Glückskekse

Die weltweite Meinungsforschungs-Agentur Gallup hat dieser Tage wieder einmal das „Glücks-Ranking” der Welt veröffentlicht. Auf den ersten vier Plätzen (von 155) die üblichen Verdächtigen: Norwegen, Dänemark, Schweden, Finnland. Das „Nordische Modell” mit seiner spezifischen Mischung aus Bürgersinn, Innovations-Kultur und einem soliden, aber eben auch effektiven Sozialstaat, ist schlichtweg unschlagbar in Sachen Lebenszufriedenheit.

Auf den hintersten Plätzen wie erwartet die bitter armen Länder Afrikas. Aber auch einige Überraschungen brachte die neue Zählung der Lebenszufriedenheit (gemessen wird nicht das subjektive Glücksempfinden, sondern die Zufriedenheit mit der allgemeinen Lebenssituation – ein entscheidender Unterschied).

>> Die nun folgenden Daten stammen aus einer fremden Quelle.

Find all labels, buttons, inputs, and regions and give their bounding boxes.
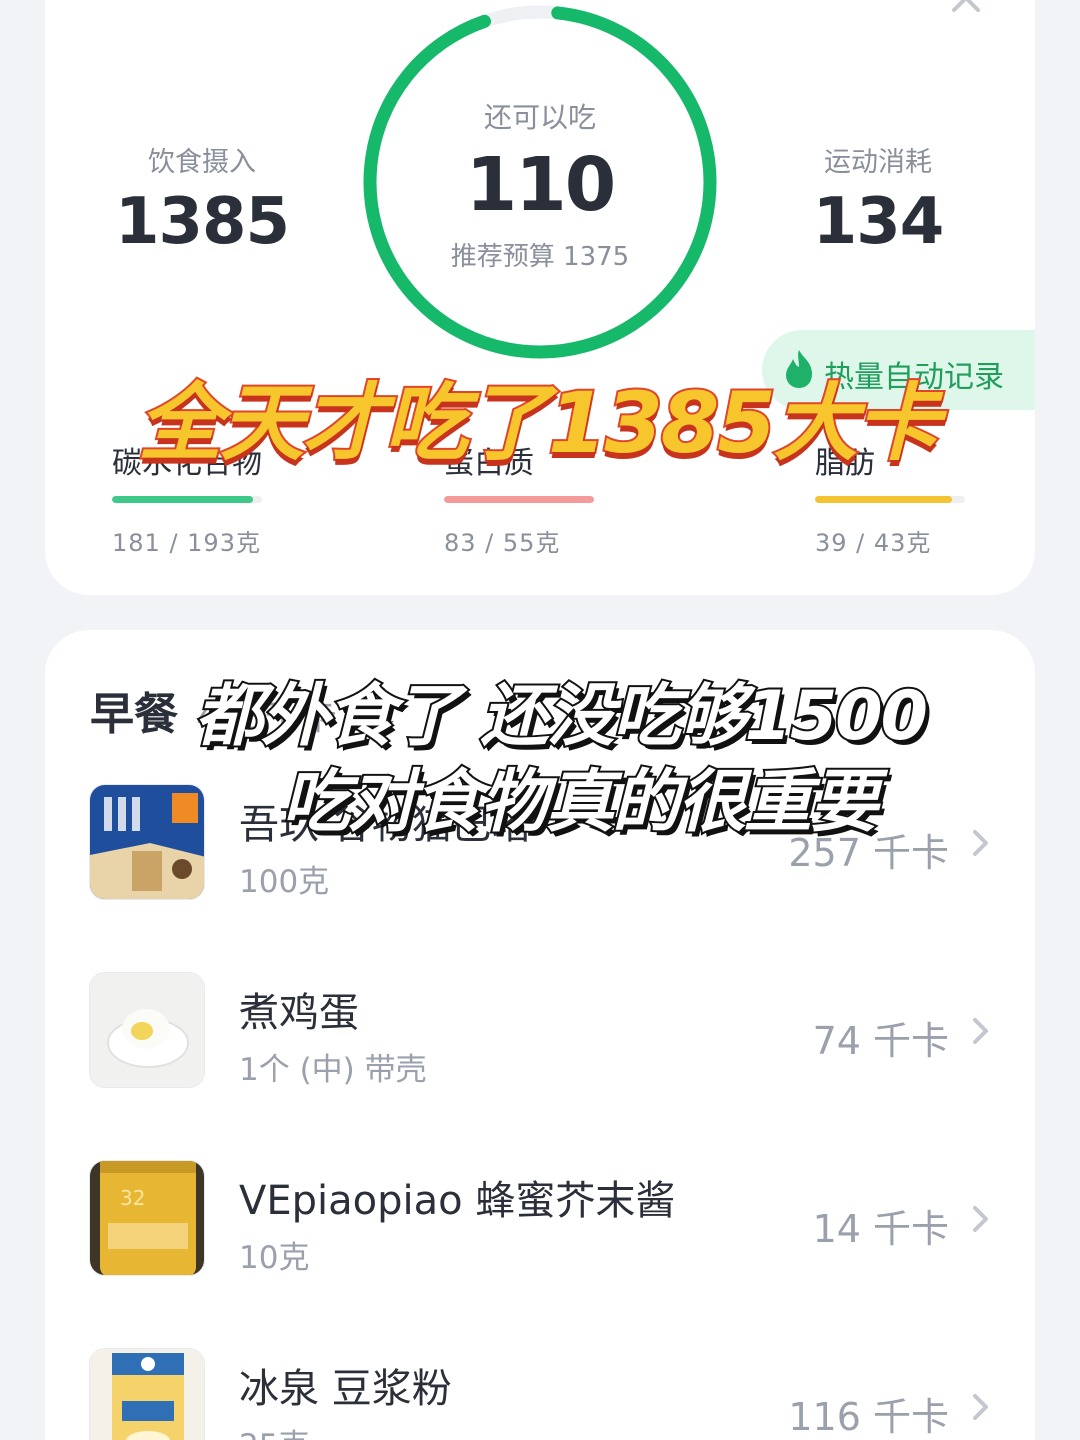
chevron-right-icon — [973, 1206, 988, 1232]
food-name: VEpiaopiao 蜂蜜芥末酱 — [239, 1178, 676, 1224]
exercise-value: 134 — [812, 185, 945, 259]
boiled-egg-thumbnail — [89, 972, 205, 1088]
honey-mustard-jar-thumbnail: 32 — [89, 1160, 205, 1276]
macro-amount: 83 / 55克 — [444, 529, 561, 557]
recommended-budget: 推荐预算 1375 — [450, 242, 630, 272]
close-icon[interactable] — [946, 0, 986, 12]
food-portion: 25克 — [239, 1420, 309, 1440]
food-name: 煮鸡蛋 — [239, 990, 359, 1036]
macro-progress-track — [112, 496, 262, 503]
remaining-label: 还可以吃 — [483, 101, 596, 134]
macro-amount: 181 / 193克 — [112, 529, 261, 557]
macro-progress-track — [815, 496, 965, 503]
svg-text:32: 32 — [120, 1186, 145, 1210]
caption-sub-line-1: 都外食了 还没吃够1500 — [193, 675, 930, 758]
food-portion: 10克 — [239, 1240, 310, 1276]
caption-sub-line-2: 吃对食物真的很重要 — [280, 761, 880, 844]
food-kcal: 74 千卡 — [812, 1019, 949, 1063]
food-portion: 1个 (中) 带壳 — [239, 1052, 427, 1088]
food-portion: 100克 — [239, 864, 330, 900]
macro-progress-fill — [815, 496, 952, 503]
exercise-stat[interactable]: 运动消耗 134 — [758, 140, 998, 259]
chevron-right-icon — [973, 1394, 988, 1420]
intake-value: 1385 — [114, 185, 290, 259]
macro-progress-fill — [112, 496, 253, 503]
meal-title: 早餐 — [90, 689, 178, 740]
chevron-right-icon — [973, 830, 988, 856]
macro-progress-fill — [444, 496, 594, 503]
food-name: 冰泉 豆浆粉 — [239, 1366, 452, 1412]
soy-milk-powder-thumbnail — [89, 1348, 205, 1440]
page: 还可以吃 110 推荐预算 1375 饮食摄入 1385 运动消耗 134 热量… — [0, 0, 1080, 1440]
exercise-label: 运动消耗 — [824, 147, 932, 178]
food-item[interactable]: 32 VEpiaopiao 蜂蜜芥末酱 10克 14 千卡 — [45, 1160, 1035, 1290]
food-item[interactable]: 冰泉 豆浆粉 25克 116 千卡 — [45, 1348, 1035, 1440]
macro-amount: 39 / 43克 — [815, 529, 932, 557]
food-kcal: 116 千卡 — [788, 1395, 949, 1439]
bread-package-thumbnail — [89, 784, 205, 900]
food-kcal: 14 千卡 — [812, 1207, 949, 1251]
food-item[interactable]: 煮鸡蛋 1个 (中) 带壳 74 千卡 — [45, 972, 1035, 1102]
macro-progress-track — [444, 496, 594, 503]
chevron-right-icon — [973, 1018, 988, 1044]
remaining-calories-value: 110 — [465, 142, 616, 228]
intake-label: 饮食摄入 — [148, 147, 256, 178]
caption-main: 全天才吃了1385大卡 — [136, 372, 942, 474]
intake-stat[interactable]: 饮食摄入 1385 — [82, 140, 322, 259]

Israel zum Beispiel kam auf Platz 8, Costa Rica auf Rang 6, selbst das bürgerkriegsgeplagte Kolumbien brachte es unter die ersten 20 Plätze, ebenso der von Öl und Hitze geplagte Wüstenstaat Turkmenistan.

Welche Zukunfts-Botschaft lässt sich hier erkennen?
Erstens: Die Idee der „glücklichen Armut” ist eine zynische Projektion. Die hierzulande oft geäußerte Meinung, nach der materielle Prosperität eher das Unglücklichsein befördert, ist ein Relikt eines mentalen Postkolonialismus, nach dem die armen Wilden doch bitte tanzen und ökologisch glücklich sein sollen (während man selbst es sich anderweitig gutgehen lässt). Man kann in schweren Lebens-Situationen bisweilen eine trotzige Euphorie empfinden, im Slum fröhlich sein, aber „Glück” in einem dauerhaften Sinn bedeutet, dass Menschen Lebenskompetenzen entwickeln, die sie auch anwenden können. Dafür braucht man berechenbare Umwelten, keine Lottogewinne.

Zweitens: Armut allein macht nicht unglücklich, wenn sie mit Hoffnungen und Perspektiven verbunden ist. Costa Rica befindet sich in einem erstaunlichen Aufschwung; ein Land, das seine Wälder wieder aufforstet, den Öko-Tourismus entwickelt, sich der Globalisierung geöffnet hat. Und – womöglich kein Zufall – im Februar diesen Jahres eine Frau als Präsidentin wählte. Eine Art hoffnungsfrohes  Gegenmodell zu Haiti, dessen soziale Herkunfts-Struktur es teilt. Israel befindet sich zwar in einem chronischen Konflikt, ist aber ein Land voller Wünsche, Innovationen und Exzentriker.

Glücklich werden wir, als Menschen oder Länder oder Nationen, wenn wir Herausforderungen meistern. Wenn wir berechtigt hoffen können, uns als Persönlichkeiten weiter zu entwickeln, etwas Neues zu entdecken, aufzubrechen. Deshalb ist es kein Wunder, dass sich die muffeligen Deutschen nur auf Platz 33 wiederfinden. Wir starren immer noch wie die Kaninchen auf die Schlange auf die alten Wohlstands-Indikatoren. Wenn sich das Bruttosozialprodukt einen Millimeter nach oben oder nach unten bewegt, schreien alle Zeter oder Mordio und rufen abwechselnd nach Subventionen oder Umverteilung. Wie wäre es mit einem Glücks-Wettbewerb zwischen Sachsen, Bayern, Schleswig-Holsteinern, Berlinern etc? Wer am wenigstens grantelt, jammert, nörgelt, den Kapitalismus/ Werteverfall/ Klimawandel/ „die Politiker” für alles verantwortlich macht, hat gewonnen. Das Ausland würde sicher satt staunen, wenn wir „die glücklichsten Deutschen” wählen würden. Und wir selber auch.